Dataset Preparation#

The data preprocessing pipeline and multi-host iterator is based on Google Grain, using the arrayrecord dataset format. Here we explain how to convert huggingface datasets to arrayrecord for our data preprocessing pipeline.

Convert Huggingface Datasets to ArrayRecord#

Downloading and converting to arrayrecords is done by way of the script hf_to_arrayrecord.py. Example: PYTHONPATH=. python scripts/data_processing/hf_to_arrayrecord.py --hf_path=DKYoon/SlimPajama-6B. For standard pre-training datasets (for example DCLM, Slimpajama, Zyda-v2), only the text column is read and converted. For Question/Answer style instruction datasets, used for the cooldown phase in pretraining, the different messages (with roles ‘system’, ‘user’ and ‘assistant’) will simply be concatenated. These instruction datasets all have different column namings, new datasets must be added manually to the script.

Splitting DCLM dataset#

The DCLM dataset was released with a single (train) split.
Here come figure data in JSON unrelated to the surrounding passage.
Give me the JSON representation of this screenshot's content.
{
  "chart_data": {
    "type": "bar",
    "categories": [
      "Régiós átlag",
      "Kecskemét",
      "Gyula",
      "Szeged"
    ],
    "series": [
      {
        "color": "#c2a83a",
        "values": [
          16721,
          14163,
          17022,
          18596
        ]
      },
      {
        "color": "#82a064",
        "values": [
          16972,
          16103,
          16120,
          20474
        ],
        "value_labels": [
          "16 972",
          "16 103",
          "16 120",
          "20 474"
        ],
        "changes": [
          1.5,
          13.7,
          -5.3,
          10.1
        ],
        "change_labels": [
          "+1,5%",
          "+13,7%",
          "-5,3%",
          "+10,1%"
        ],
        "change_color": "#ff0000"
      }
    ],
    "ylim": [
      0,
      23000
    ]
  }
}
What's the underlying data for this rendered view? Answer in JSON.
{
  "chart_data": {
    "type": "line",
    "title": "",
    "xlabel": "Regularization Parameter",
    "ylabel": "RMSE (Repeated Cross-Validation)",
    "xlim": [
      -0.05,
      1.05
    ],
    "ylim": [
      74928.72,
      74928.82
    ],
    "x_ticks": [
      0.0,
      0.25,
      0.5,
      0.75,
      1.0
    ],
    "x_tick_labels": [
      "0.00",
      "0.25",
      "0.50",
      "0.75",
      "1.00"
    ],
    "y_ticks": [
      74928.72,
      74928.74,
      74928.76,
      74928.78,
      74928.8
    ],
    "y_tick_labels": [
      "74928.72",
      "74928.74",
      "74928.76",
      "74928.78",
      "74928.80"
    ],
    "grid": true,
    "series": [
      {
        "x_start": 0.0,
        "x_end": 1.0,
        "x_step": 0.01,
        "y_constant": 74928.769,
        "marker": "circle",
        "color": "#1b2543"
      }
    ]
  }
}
We created our own validation split with 500k sequences using the script scripts/split_array_records_dataset.py. The script reads the DCLM arrayrecords dataset and produces a training and validation split in arrayrecords. PYTHONPATH=. python scripts/data_processing/split_array_records_dataset.py --dataset_name=DCLM

Preprocess Validation Datasets#

We preprocessed the validation dataset of DCLM and SlimPajama627B using the script scripts/preprocess_ar_dataset.py. This script uses our data preprocessing pipeline to preprocess the text data into tokenized and packed sequences. The script currently supports only DCLM, SlimPajama627B and SlimPajama6B, but can be extended.

DCLM dataset#

The steps to create the DCLM dataset are as follows:

  • download the DCLM-parquet version from huggingface, since the standard version has bugs and cannot be loaded.

  • convert to ArrayRecord.

  • split dataset into train and validation.

  • preprocess the validation set.